Who is really paying for the fund?
There is a difference between mining pools and miners. The current proposal may represent mining pools interests, but miners' must also vote with their hashing power by selecting which pool they mine for. In some ways, this is similar to a representative democracy. This initiative may be representative of the pool's desires, but may not be representative of the miners themselves.
That being said, Mark Lundeberg convinced me that the long term cost of the proposal to the miners is substantially lower than 12.5%. The reason for this is that as profitability decreases, hashing power is balanced away from BCH. With less competition, the Bitcoin Cash miners will be finding more blocks than before (proportionally), which increases their revenue (sans the 12.5%, of course). Ultimately, after some oscillation, profitability balances out to similar levels. At least theoretically. This component is what makes the plan rather clever, but is still theoretical.
Protocol change or Nakamoto Consensus?
Of the concerns listed, the most important to our team is the precedent set by this proposal.
Having nodes condone/facilitate this behavior sets a precedent that cannot be undone. When nodes coordinate with pools to shift power away from other miners, we risk setting a dangerous precedent of power.

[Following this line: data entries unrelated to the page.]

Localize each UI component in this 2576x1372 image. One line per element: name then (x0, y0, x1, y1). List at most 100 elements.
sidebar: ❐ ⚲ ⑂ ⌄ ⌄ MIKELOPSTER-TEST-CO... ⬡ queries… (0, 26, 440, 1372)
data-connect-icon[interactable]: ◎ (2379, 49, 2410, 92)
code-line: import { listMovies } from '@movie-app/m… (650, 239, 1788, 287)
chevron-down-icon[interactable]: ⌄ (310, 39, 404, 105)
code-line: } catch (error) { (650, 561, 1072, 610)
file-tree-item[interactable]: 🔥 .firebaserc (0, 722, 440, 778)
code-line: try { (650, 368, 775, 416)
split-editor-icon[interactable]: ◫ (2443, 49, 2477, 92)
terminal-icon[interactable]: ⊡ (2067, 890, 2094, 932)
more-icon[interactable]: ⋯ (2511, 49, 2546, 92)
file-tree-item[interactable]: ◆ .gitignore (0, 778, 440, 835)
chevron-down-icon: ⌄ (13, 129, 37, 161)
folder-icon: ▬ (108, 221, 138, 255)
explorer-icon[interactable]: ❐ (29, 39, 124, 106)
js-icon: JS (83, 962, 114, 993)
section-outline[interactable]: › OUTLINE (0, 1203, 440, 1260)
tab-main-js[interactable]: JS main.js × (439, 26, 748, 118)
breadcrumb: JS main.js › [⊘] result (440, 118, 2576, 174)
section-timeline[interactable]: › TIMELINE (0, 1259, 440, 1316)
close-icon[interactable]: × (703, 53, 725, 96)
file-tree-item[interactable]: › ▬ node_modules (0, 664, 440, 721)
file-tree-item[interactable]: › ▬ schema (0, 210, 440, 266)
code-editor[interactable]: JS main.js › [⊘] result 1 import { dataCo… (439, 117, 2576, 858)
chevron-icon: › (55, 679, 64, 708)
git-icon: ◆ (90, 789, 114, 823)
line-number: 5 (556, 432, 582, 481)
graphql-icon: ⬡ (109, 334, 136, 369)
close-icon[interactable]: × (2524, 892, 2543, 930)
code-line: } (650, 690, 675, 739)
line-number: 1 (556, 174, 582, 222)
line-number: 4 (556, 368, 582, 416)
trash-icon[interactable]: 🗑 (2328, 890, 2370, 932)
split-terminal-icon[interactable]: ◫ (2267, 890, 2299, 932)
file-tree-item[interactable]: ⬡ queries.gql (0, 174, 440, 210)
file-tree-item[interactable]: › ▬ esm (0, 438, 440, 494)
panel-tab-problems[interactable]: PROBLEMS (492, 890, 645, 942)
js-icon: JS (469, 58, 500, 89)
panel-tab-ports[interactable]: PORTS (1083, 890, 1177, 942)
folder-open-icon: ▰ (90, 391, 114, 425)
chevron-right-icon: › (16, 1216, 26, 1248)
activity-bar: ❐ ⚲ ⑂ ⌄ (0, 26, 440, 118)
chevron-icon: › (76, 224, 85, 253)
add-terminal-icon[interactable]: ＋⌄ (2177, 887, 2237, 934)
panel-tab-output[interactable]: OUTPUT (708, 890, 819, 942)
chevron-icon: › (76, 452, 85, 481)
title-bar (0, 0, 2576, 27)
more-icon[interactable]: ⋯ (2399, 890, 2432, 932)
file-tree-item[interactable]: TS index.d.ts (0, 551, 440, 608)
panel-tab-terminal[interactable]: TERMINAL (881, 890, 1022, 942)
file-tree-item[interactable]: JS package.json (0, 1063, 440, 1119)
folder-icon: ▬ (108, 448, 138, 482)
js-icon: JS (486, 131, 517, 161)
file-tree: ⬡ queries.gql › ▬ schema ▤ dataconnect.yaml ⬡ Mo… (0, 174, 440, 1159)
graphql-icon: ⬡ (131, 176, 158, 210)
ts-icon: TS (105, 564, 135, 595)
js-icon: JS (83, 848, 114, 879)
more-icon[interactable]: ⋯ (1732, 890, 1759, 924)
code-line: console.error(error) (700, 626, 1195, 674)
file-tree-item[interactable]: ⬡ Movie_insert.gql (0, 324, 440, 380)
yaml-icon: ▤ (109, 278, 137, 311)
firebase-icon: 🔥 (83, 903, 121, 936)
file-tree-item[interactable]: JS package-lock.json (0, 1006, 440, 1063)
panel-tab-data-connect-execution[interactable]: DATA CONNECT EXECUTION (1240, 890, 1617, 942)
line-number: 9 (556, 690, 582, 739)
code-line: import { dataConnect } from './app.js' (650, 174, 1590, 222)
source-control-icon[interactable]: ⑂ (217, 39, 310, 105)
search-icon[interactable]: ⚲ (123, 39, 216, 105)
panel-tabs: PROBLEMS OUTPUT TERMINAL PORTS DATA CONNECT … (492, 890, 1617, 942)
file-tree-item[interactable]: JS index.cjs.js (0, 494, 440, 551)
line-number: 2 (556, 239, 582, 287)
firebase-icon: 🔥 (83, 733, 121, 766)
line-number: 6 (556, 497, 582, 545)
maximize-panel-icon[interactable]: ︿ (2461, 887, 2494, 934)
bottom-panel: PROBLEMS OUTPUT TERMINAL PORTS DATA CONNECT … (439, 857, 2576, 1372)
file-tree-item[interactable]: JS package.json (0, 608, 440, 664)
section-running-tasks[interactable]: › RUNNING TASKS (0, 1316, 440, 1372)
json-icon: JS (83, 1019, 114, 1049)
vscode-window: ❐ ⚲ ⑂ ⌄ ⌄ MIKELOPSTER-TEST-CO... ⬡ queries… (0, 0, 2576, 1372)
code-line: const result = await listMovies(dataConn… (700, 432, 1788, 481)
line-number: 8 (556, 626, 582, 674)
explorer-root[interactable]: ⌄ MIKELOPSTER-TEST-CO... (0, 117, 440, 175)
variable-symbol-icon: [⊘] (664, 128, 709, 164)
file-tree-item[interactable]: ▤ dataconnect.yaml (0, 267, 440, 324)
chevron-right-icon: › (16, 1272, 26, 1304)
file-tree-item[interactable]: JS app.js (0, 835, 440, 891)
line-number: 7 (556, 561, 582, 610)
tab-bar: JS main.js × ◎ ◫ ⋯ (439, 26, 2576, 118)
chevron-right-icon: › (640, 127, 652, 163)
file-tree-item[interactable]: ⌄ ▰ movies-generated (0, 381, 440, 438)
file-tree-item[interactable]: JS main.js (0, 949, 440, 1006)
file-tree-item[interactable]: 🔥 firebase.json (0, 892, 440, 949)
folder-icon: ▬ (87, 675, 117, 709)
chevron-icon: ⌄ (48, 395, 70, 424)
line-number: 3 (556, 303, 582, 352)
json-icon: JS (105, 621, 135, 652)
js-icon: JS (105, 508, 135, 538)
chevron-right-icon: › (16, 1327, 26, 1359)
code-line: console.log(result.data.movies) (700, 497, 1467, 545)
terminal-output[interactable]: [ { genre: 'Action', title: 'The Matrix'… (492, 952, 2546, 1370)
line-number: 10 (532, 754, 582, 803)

However, if the power is only held by the miners/pools (and the node implementations are uninvolved) the miners may choose to embark on an expensive hash war by enforcing this rule themselves. That is their right.
This isolationism-like decision also allows for any pool to vote against the funding initiative at any time.
When this decision is applied via a protocol change, pools are effectively locked in for the entire duration. If attempting to leave, miners have plenty incentive to lie about their intentions with their competitors. Furthermore, there will be unsurmountable logistical problems regarding an unplanned network upgrade.